Yahu kardeşim! Bu şerefli ordu hendek olaylarında bir masumun canına halel gelmesin diye sekiz yüz şehit verdi. Dile kolay, tam sekiz yüz şehit! Türk askeri, o laf söyleyemediğiniz alçak PKK’nın elinden kurtardığı masumları sırtında taşıdı ambulansa kadar.
Siz ne biçim alçaklarsınız böyle!
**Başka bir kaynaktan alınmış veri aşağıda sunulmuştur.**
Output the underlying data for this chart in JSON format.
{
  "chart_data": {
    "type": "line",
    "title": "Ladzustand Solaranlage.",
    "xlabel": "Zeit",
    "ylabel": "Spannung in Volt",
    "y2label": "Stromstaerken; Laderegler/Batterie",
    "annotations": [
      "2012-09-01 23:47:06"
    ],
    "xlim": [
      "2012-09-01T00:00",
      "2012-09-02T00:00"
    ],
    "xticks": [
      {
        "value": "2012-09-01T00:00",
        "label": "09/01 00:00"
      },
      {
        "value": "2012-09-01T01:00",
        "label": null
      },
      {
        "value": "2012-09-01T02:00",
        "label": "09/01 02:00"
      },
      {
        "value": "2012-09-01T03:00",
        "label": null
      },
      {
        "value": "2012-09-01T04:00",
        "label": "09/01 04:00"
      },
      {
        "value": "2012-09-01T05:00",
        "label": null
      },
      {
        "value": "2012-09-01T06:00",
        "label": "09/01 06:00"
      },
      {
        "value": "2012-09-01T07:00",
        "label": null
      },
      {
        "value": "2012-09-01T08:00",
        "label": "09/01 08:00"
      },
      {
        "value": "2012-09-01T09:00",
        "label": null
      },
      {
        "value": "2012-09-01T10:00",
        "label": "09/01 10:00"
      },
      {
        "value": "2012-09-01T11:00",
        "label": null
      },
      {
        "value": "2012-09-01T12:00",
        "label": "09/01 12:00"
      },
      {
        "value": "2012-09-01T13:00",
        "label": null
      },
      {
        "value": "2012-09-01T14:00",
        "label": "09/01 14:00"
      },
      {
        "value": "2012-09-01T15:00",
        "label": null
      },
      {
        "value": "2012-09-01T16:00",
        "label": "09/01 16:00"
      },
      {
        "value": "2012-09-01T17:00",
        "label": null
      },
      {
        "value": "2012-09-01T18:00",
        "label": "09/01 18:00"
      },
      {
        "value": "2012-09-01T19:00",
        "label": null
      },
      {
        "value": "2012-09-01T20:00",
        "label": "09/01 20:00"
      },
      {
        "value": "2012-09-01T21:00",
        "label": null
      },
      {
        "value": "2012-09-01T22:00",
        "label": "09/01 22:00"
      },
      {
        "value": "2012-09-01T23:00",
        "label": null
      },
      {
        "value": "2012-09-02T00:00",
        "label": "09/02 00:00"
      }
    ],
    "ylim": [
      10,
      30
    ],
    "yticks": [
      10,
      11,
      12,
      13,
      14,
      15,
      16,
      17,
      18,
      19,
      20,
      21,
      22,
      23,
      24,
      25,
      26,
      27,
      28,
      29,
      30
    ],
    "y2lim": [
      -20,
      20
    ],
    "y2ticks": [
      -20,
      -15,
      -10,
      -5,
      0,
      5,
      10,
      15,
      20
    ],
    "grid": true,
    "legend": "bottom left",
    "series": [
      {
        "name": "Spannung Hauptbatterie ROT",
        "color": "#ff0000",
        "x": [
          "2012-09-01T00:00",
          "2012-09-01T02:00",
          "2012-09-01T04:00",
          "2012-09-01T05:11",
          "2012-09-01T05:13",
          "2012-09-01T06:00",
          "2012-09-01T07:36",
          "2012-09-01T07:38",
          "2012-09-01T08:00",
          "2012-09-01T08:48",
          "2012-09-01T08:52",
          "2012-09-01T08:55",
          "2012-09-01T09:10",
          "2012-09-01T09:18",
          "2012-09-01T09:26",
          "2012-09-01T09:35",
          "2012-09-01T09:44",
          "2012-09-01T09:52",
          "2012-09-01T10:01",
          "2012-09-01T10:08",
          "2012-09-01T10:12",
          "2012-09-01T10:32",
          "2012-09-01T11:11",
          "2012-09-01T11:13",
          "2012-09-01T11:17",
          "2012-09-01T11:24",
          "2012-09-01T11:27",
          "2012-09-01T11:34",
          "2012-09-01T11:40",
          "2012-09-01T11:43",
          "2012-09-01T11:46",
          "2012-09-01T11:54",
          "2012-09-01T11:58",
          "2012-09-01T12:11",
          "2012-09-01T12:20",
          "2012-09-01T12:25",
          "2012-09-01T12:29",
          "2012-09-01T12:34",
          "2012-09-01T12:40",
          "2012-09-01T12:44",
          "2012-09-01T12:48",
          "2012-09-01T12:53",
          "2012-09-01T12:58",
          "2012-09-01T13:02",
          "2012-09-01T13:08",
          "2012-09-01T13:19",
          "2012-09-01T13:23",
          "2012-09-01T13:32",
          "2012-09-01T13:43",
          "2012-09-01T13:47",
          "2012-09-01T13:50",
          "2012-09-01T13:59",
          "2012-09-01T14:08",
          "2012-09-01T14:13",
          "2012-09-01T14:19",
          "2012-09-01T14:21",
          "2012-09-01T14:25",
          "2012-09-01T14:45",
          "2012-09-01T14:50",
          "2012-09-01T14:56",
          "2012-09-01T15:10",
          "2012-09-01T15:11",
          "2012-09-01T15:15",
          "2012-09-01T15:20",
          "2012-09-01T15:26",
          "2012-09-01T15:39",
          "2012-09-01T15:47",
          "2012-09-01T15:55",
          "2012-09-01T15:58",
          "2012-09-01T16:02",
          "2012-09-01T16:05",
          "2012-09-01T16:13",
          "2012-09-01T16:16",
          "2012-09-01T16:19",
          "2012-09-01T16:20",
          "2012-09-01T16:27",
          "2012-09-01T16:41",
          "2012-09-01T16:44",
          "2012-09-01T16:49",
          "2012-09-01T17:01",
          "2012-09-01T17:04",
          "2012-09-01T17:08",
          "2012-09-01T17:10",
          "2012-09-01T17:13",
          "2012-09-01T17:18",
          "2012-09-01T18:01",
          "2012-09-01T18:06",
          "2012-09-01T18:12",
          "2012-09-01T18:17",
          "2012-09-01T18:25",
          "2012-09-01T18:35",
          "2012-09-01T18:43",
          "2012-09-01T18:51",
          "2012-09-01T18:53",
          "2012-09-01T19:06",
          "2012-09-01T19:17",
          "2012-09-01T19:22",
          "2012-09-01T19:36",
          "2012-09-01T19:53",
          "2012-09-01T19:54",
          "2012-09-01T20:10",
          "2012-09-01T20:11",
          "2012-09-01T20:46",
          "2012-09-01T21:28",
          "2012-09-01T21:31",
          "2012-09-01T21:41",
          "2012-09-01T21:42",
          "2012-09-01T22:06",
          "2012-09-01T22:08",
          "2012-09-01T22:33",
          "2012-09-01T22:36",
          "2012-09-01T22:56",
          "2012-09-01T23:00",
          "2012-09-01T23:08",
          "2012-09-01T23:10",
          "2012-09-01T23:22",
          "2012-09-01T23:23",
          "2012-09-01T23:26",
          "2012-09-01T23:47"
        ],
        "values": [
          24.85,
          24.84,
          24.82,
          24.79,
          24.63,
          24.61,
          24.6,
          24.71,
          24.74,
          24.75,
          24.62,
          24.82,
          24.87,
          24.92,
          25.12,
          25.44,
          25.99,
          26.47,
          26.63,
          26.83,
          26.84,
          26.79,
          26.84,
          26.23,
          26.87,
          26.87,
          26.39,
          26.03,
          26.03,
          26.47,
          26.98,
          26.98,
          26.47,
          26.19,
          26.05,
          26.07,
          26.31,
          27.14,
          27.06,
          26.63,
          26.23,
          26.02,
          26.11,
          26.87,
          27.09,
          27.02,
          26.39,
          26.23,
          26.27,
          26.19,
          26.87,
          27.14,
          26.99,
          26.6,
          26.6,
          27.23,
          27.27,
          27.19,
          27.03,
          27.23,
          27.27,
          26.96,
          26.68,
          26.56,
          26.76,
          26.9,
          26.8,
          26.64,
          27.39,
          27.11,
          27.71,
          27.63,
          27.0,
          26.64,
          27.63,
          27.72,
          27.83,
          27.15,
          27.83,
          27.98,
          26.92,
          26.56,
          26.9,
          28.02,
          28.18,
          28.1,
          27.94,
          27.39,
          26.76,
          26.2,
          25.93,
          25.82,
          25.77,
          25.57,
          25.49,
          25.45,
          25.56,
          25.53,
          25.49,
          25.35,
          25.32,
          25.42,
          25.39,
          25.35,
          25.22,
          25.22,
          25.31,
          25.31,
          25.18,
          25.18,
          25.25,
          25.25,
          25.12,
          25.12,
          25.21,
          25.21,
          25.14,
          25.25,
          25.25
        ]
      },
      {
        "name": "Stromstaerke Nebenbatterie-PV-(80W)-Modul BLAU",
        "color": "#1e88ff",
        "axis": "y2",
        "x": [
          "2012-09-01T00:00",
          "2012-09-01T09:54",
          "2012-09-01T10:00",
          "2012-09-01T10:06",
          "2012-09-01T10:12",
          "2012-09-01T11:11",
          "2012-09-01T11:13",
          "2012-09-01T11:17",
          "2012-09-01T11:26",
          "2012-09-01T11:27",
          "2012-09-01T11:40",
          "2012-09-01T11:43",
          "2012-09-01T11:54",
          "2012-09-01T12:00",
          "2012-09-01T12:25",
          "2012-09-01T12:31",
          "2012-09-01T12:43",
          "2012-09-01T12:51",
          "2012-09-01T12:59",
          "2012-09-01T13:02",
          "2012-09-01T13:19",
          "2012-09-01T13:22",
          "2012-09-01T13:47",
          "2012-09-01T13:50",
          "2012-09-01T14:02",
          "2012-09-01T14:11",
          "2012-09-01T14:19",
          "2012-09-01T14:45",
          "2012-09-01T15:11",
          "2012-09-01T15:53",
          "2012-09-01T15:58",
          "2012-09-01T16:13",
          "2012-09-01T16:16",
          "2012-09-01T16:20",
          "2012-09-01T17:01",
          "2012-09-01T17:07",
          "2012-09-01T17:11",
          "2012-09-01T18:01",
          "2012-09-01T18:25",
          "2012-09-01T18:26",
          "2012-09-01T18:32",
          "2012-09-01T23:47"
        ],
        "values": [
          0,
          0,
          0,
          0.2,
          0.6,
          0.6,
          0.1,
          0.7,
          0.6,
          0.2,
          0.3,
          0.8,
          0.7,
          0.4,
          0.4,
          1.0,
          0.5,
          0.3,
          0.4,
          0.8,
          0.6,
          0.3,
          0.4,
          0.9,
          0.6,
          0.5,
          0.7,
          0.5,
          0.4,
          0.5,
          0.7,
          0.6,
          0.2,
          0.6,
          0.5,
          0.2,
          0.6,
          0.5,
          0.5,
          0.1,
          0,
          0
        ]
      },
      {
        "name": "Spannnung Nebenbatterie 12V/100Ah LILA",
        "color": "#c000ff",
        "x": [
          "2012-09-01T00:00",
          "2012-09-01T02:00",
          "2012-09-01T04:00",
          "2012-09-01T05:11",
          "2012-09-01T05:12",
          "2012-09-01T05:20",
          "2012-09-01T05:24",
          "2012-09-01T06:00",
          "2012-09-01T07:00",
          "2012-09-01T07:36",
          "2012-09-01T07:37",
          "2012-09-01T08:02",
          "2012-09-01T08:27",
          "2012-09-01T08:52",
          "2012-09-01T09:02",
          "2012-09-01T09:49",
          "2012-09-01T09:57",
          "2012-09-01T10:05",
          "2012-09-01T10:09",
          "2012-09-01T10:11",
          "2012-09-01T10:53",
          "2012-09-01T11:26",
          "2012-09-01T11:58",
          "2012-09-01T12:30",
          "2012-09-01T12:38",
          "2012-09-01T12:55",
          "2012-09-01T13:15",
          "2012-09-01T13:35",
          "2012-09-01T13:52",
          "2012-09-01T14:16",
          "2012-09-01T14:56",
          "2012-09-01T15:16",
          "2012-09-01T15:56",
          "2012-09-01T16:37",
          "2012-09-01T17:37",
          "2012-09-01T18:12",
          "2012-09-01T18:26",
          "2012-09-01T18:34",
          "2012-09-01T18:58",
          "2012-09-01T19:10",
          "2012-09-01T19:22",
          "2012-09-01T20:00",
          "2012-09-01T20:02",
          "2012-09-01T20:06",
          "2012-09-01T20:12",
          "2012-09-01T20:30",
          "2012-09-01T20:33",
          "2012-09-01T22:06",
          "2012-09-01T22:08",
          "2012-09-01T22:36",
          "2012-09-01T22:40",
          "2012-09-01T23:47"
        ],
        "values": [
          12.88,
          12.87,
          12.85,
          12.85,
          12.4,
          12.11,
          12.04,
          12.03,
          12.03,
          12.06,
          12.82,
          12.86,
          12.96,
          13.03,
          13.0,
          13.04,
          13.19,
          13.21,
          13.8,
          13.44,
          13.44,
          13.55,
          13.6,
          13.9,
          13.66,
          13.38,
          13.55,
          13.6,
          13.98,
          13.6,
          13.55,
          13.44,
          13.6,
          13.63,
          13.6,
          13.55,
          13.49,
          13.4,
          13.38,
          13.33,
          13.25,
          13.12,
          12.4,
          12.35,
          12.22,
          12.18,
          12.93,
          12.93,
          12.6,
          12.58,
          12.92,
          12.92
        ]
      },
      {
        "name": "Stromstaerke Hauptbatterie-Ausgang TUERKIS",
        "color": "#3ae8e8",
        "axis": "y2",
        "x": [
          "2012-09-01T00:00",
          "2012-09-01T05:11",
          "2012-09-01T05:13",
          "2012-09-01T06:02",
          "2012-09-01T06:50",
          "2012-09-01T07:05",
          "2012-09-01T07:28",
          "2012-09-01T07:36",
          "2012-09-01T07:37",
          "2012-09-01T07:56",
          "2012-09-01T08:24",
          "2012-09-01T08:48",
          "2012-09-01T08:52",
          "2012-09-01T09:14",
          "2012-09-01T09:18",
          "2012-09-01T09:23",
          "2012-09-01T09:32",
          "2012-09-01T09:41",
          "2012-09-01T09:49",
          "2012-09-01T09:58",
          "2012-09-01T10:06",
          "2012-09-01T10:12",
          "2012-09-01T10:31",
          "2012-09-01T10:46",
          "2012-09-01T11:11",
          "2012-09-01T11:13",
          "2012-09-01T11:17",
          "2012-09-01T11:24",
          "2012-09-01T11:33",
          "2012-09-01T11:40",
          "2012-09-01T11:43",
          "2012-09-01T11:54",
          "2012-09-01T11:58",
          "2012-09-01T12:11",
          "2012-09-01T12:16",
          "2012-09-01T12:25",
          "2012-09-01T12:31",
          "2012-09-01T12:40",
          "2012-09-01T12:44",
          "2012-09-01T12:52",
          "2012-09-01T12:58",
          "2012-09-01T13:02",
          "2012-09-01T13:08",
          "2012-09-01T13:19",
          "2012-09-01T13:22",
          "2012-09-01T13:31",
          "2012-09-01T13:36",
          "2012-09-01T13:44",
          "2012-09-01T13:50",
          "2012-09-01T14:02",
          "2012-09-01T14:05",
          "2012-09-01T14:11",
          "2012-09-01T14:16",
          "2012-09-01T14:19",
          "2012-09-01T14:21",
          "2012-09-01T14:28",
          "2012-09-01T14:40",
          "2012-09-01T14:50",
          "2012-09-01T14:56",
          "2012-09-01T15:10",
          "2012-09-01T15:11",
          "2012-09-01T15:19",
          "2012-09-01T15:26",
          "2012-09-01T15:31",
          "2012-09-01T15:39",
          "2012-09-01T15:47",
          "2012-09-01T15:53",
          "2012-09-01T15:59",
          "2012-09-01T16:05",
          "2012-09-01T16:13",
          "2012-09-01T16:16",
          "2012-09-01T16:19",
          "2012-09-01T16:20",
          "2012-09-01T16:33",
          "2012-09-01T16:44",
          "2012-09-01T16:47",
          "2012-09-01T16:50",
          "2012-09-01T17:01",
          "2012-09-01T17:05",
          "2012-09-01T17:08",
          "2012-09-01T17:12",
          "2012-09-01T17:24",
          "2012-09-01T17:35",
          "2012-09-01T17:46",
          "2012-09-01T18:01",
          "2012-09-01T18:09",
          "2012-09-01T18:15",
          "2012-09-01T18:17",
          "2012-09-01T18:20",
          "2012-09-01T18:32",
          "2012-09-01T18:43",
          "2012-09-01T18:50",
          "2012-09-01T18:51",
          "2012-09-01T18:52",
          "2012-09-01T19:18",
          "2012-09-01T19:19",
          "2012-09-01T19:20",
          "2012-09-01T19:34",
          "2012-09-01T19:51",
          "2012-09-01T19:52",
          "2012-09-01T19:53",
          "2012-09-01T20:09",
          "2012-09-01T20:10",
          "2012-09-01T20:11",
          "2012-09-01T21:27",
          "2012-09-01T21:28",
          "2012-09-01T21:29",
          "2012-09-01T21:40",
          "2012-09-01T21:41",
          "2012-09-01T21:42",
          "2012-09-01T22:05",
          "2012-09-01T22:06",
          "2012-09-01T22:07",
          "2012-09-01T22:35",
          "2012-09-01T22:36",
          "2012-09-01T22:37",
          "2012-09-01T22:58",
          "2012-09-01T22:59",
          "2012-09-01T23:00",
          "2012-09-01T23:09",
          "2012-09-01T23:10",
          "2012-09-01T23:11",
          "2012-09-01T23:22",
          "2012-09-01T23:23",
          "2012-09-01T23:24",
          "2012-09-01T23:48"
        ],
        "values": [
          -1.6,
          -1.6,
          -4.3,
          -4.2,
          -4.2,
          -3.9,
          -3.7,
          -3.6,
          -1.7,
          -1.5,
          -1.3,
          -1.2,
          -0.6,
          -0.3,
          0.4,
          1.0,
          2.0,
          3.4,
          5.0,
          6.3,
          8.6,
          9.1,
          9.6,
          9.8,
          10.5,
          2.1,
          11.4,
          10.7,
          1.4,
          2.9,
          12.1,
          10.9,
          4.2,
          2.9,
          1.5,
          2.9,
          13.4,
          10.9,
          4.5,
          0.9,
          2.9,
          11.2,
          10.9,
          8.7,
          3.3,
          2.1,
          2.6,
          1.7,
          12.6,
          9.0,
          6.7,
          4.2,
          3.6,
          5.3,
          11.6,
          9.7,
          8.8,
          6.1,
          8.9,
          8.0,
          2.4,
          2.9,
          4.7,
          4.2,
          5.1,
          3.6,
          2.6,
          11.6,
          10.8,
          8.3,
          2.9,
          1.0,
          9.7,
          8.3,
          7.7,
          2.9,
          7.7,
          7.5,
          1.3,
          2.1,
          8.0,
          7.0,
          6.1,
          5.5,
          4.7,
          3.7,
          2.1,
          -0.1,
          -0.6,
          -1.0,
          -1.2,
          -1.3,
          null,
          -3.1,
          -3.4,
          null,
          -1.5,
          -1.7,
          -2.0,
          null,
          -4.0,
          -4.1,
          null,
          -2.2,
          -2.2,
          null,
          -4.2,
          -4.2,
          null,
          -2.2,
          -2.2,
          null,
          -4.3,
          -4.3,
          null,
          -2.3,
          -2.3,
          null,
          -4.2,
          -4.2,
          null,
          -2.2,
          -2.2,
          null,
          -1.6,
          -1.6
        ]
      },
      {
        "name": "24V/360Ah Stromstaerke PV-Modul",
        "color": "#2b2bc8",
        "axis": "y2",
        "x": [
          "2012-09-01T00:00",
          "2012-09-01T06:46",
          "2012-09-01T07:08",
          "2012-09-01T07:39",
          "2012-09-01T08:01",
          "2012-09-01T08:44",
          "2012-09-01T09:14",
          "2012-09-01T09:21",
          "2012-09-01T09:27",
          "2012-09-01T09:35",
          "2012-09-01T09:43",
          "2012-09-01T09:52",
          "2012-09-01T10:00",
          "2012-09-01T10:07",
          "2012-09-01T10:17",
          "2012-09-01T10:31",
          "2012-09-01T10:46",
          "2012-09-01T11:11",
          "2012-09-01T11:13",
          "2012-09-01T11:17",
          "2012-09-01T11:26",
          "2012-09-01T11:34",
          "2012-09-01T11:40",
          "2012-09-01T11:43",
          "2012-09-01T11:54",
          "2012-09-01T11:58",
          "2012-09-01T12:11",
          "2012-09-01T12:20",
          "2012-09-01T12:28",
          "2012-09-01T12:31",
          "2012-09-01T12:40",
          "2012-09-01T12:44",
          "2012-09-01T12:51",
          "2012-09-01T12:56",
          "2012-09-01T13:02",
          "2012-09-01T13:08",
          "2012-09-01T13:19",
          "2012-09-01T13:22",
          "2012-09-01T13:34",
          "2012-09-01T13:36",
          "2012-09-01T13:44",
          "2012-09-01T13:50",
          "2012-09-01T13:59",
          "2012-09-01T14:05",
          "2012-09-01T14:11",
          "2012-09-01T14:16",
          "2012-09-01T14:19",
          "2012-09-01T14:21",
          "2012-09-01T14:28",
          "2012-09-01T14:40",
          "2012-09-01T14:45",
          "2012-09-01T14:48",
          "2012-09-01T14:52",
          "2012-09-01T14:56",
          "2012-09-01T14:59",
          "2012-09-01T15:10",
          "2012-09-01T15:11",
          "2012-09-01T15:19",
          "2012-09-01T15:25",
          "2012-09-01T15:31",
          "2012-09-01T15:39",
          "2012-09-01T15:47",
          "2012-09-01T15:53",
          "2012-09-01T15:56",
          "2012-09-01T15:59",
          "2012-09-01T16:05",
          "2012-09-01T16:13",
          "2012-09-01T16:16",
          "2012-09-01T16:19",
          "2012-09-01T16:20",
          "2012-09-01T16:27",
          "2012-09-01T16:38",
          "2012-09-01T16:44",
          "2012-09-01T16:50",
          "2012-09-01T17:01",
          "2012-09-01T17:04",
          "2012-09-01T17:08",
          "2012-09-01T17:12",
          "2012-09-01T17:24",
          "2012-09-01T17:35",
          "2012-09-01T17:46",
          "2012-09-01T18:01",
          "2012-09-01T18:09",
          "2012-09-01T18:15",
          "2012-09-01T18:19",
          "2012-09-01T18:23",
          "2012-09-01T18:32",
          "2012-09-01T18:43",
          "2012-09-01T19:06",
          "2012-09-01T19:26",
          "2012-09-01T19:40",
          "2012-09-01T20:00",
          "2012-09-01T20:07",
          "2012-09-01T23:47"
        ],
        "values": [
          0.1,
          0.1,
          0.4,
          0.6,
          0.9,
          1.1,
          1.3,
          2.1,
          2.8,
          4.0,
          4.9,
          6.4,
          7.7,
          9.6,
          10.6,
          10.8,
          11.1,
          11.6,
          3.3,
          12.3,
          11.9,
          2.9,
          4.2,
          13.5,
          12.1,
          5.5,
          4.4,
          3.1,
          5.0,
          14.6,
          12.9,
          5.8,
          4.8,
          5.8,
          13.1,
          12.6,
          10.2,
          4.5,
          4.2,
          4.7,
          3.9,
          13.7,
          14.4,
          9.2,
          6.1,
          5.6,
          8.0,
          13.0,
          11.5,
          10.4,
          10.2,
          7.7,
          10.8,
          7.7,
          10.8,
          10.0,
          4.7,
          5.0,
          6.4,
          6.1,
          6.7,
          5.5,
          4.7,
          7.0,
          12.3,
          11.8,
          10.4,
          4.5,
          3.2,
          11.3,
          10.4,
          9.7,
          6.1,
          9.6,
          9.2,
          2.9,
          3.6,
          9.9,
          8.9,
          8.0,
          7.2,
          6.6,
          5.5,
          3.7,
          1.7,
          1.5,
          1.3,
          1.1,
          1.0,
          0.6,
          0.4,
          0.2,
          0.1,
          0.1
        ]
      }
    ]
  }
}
TSK masumları gözetmese iki günde o hendeklerin bir ucundan girer, öbür ucundan çıkardı dümdüz ederek ve tek şehit vermeden.
Bu şerefli orduya dil uzatmadan evvel o kokuşmuş ağzınızı yıkayın hele!
Bu şerefli ordu, iki bin beş yüz yıllık şanlı ve onurlu mazisinde sizler kadar alçak, bu kadar sinsi bir düşmanla karşılaşmadı. En sinsi düşmanımız bir ağacın ya da kayanın arkasına saklanır, pusu kurar, askerimizi tuzağa düşürürdü.
Sizler Atatürk’ün arkasına saklanıp, dokunulmazlık zırhına güvenip Türk Ordusuna pusu kuracak kadar çukursunuz. Üstelik bunu göğsünüzde “Atatürk’ün partisinin” rozeti varken yapıyorsunuz. Lafa gelince de “Mustafa Kemal’in askerleri” oluyorsunuz.
Bu alçaklığa, sırf siyâsî saiklerle ses çıkarmayan da bu suça ve iftiraya ortaktır. Kendinizi “Atatürk’ün partisine oy veriyorum” yahut “Mustafa Kemal’in askerleriyiz” diye kandırmaktan vazgeçin artık.
“Atatürk’ün partisinin” durumu kabak gibi ortada. “Apo’nun partisi” ile can ciğer kuzu sarması. Kapalı kapılar arkasının pazarlıkçısı olmuş. Bunu da hâlâ görmüyorsanız, daha ben size ne diyeyim kardeşim? Uyanın da balığa gidelim o zaman!